Wrong, Wrong, And Wrong Again

As an avid consumer of business journalism, I see way too many shortcomings in the stories I read.

Take this morning’s example, a piece in The Guardian about how the fictional Don Draper wouldn’t thrive in today’s multimedia universe.

For Matthew Neale, managing director of the global marketing company Golin Harris, the world where ad execs such as Draper and his team were the “exclusive arbiters of creativity and modernity is over”.

“Today’s consumers want a conversation with their brands and they are being their own art directors using media like YouTube,” Neale said. “That’s a big reason why the old model is failing. While this new way will never replace agencies, it shows how competitive things have become and for traditional ad agencies, that’s creating panic in the room.”

Mr. Neale, like so many in this business, is mouthing absurdities. There’s no panic surrounding a threat from consumer generated content. Yes, consumer generated content has a place at the table today, but in no way does it threaten the agency, or the creative people therein. CGC is one tool in a very large toolbox, and that’s all.

Neale also says consumers are their own art directors. Dude, please. Technology-rich consumers are far from their own art directors. You can place a chainsaw in a man’s hands, but that doesn’t make him a lumberjack. This whole line of thinking, which is fairly widespread, is embarrassing.

As for consumers wanting to have a conversation with brands, that too, is mostly hearsay. What consumers want to do is talk to each other. When brands facilitate interesting ways for consumers to do that, they win.

About David Burn

Co-founder and editor of AdPulp. I wrote my first ad for a political candidate when I was 17 years old. She won her race and I felt the seductive power of advertising for the first time. I worked for seven agencies in five states before launching my own practice in 2009. Today, I am head of brand strategy and creative at Bonehook in Portland, Oregon.


  1. Nothing will defeat the idea that consumers are their own directors more than to play the app “Draw Something”. “Pinning” photos on pinterest makes you an Art Director like “sharing” KONY 2012 makes you an activist. Not.

  2. I seem to remember a conversation between Don Draper and Harry Crane where Crane asks Draper if he has seen something (a film). Draper responds, “I see everything.”

    I submit that those who say Don Draper would flop in today’s media landscape aren’t really paying attention to the show. What makes Don Draper great—the reason his ideas are so good—is that he knows what consumers want. He knows this because he “sees everything.” In other words, he is intimate with popular culture. He understands it even when he may not even like it.

    My experience in this business has been that most failures aren’t primarily creative in nature; they are cultural in nature. The so-called digital divide in most agencies today is really less about technology and more about a generation gap. Those at the top (i.e. those that have been in the business for many years) have often lost touch with culture. They operate from a place of “this is how it’s always been done,” insisting that their approach has worked in the past. That much may be true; their approach may have indeed worked in the past, however they fail to realize that they are marketing to new generations, each one less like the one that preceded it.

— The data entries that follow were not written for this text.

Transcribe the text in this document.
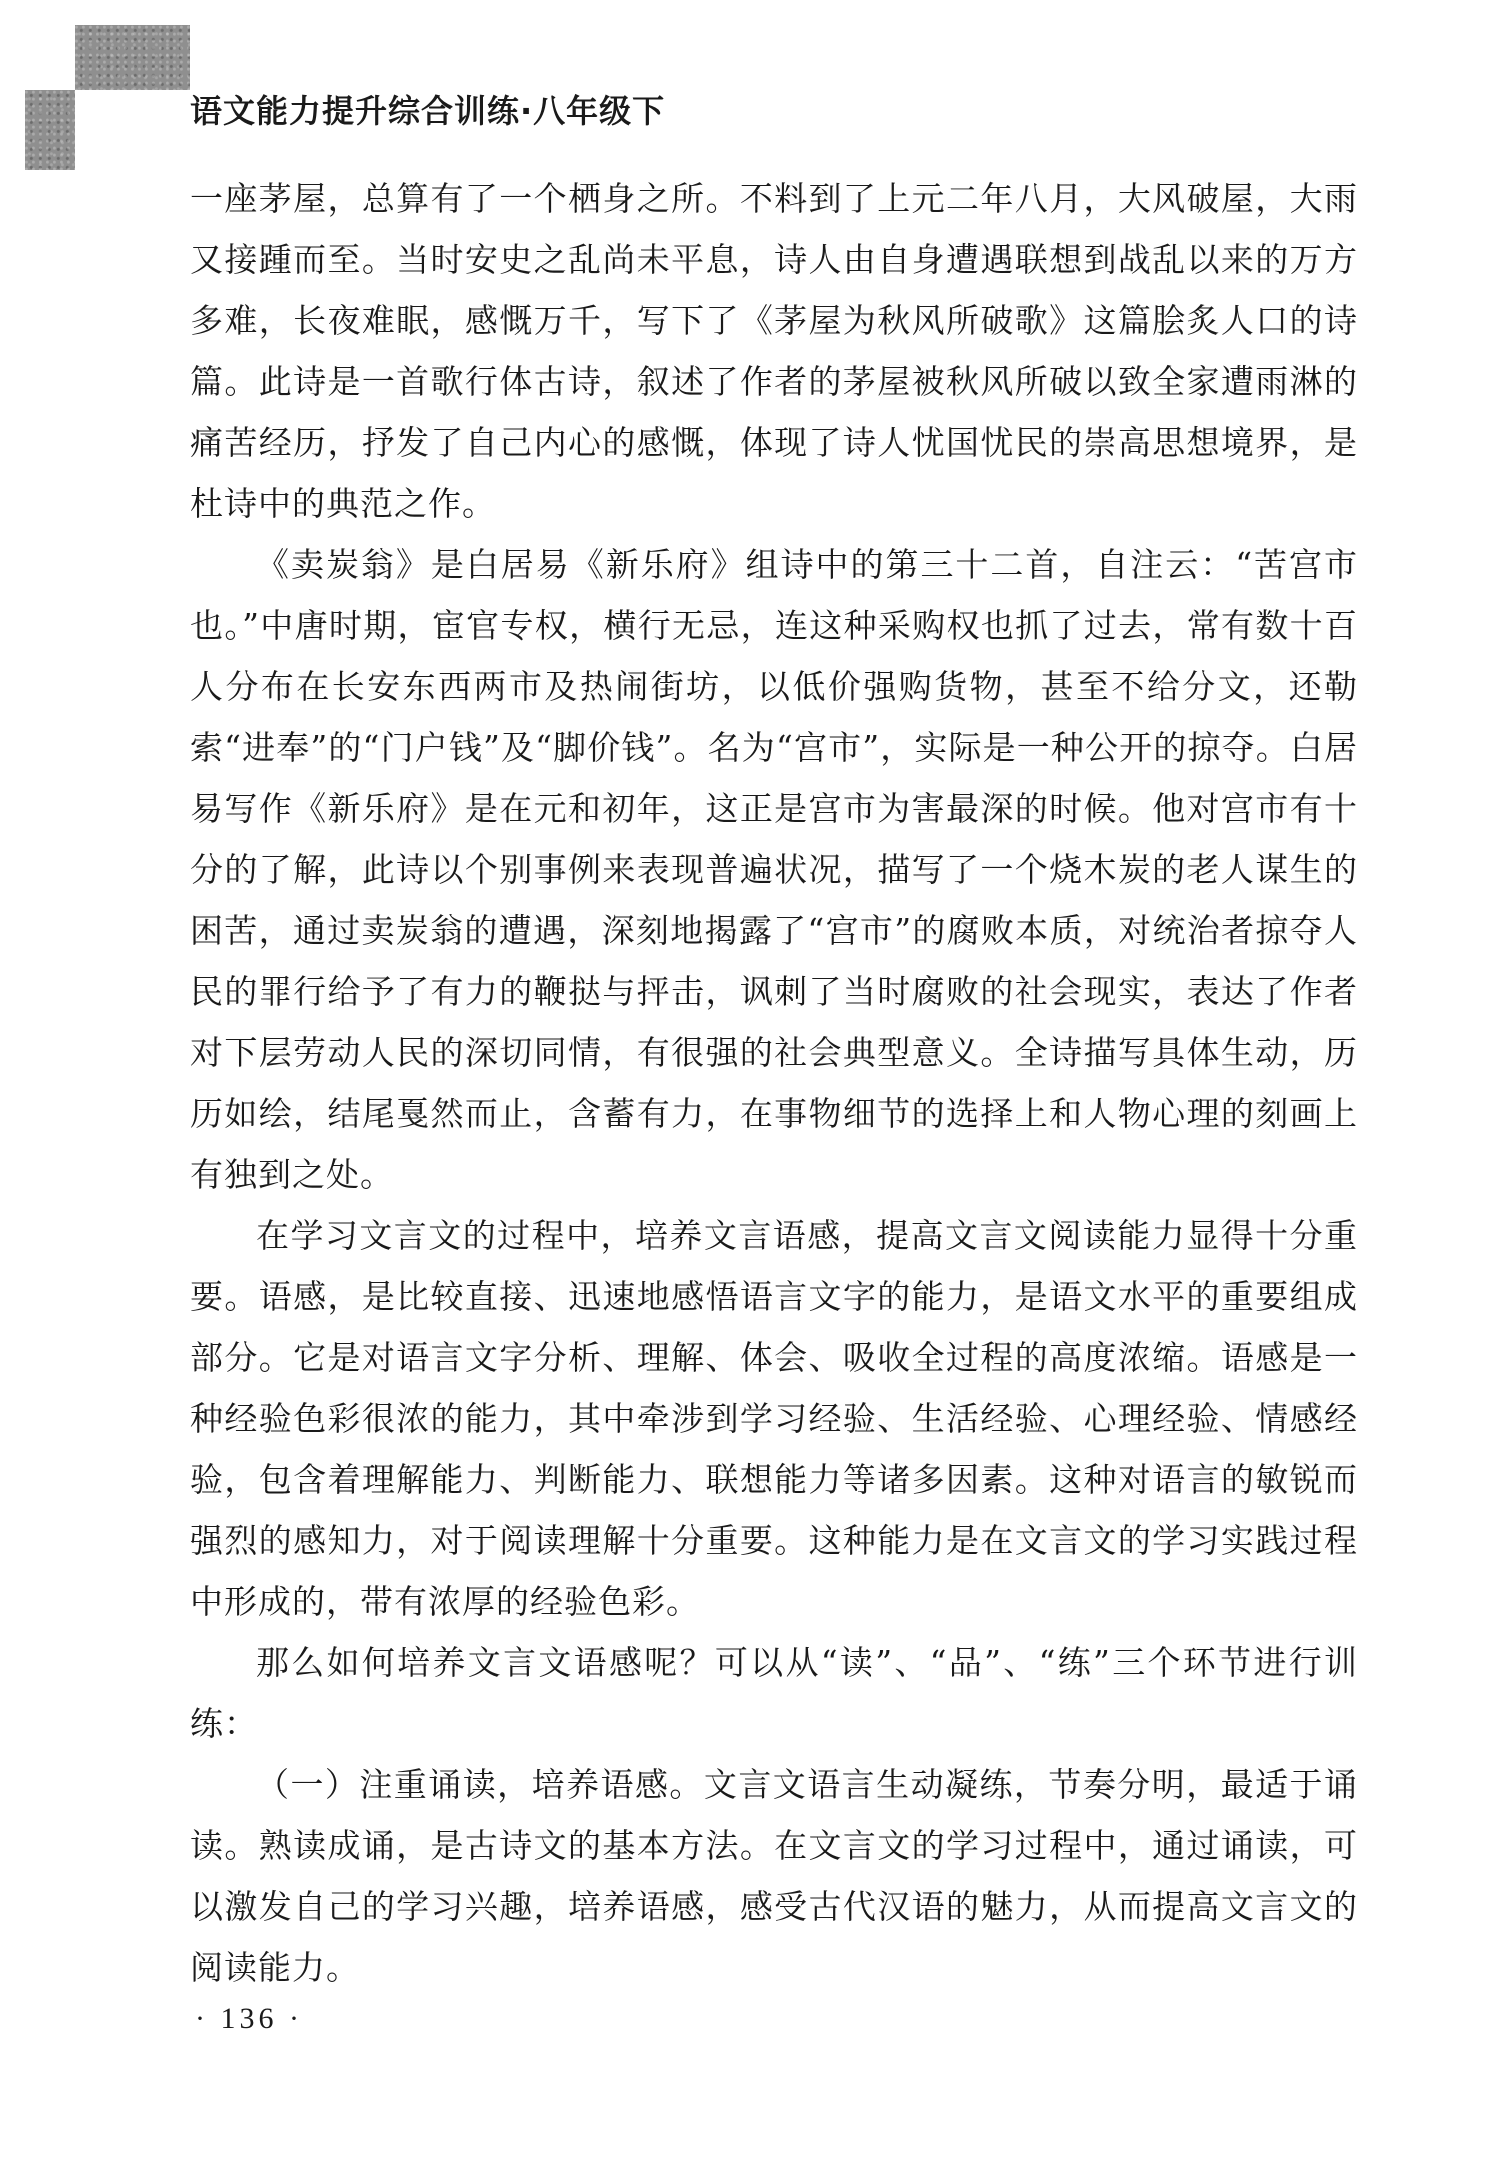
语文能力提升综合训练·八年级下

一座茅屋，总算有了一个栖身之所。不料到了上元二年八月，大风破屋，大雨又接踵而至。当时安史之乱尚未平息，诗人由自身遭遇联想到战乱以来的万方多难，长夜难眠，感慨万千，写下了《茅屋为秋风所破歌》这篇脍炙人口的诗篇。此诗是一首歌行体古诗，叙述了作者的茅屋被秋风所破以致全家遭雨淋的痛苦经历，抒发了自己内心的感慨，体现了诗人忧国忧民的崇高思想境界，是杜诗中的典范之作。

《卖炭翁》是白居易《新乐府》组诗中的第三十二首，自注云：“苦宫市也。”中唐时期，宦官专权，横行无忌，连这种采购权也抓了过去，常有数十百人分布在长安东西两市及热闹街坊，以低价强购货物，甚至不给分文，还勒索“进奉”的“门户钱”及“脚价钱”。名为“宫市”，实际是一种公开的掠夺。白居易写作《新乐府》是在元和初年，这正是宫市为害最深的时候。他对宫市有十分的了解，此诗以个别事例来表现普遍状况，描写了一个烧木炭的老人谋生的困苦，通过卖炭翁的遭遇，深刻地揭露了“宫市”的腐败本质，对统治者掠夺人民的罪行给予了有力的鞭挞与抨击，讽刺了当时腐败的社会现实，表达了作者对下层劳动人民的深切同情，有很强的社会典型意义。全诗描写具体生动，历历如绘，结尾戛然而止，含蓄有力，在事物细节的选择上和人物心理的刻画上有独到之处。

在学习文言文的过程中，培养文言语感，提高文言文阅读能力显得十分重要。语感，是比较直接、迅速地感悟语言文字的能力，是语文水平的重要组成部分。它是对语言文字分析、理解、体会、吸收全过程的高度浓缩。语感是一种经验色彩很浓的能力，其中牵涉到学习经验、生活经验、心理经验、情感经验，包含着理解能力、判断能力、联想能力等诸多因素。这种对语言的敏锐而强烈的感知力，对于阅读理解十分重要。这种能力是在文言文的学习实践过程中形成的，带有浓厚的经验色彩。

那么如何培养文言文语感呢？可以从“读”、“品”、“练”三个环节进行训练：

（一）注重诵读，培养语感。文言文语言生动凝练，节奏分明，最适于诵读。熟读成诵，是古诗文的基本方法。在文言文的学习过程中，通过诵读，可以激发自己的学习兴趣，培养语感，感受古代汉语的魅力，从而提高文言文的阅读能力。

· 136 ·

    This is what the character of Don Draper seems to get, and this is why I think that, were he doing business today, Don Draper would be doing just fine.

    • Don would be just fine, I agree, because a craftsman has a place in the world. What doesn’t have a place is nonsense. You know Hal that I’m all about conversational marketing, but I am also about *adding* it to the mix. It’s not just about disruption, it’s about how we roll with the changes. For instance, TV is bigger than ever, and very often TV drives social. That’s additive. 

      Which takes me pack to the many tools in the toolbox line from above. Craftsmen know how to use their tools, they also learn to use new tools as they become available, and they don’t lose that ability as they age. They deepen and sharpen their abilities.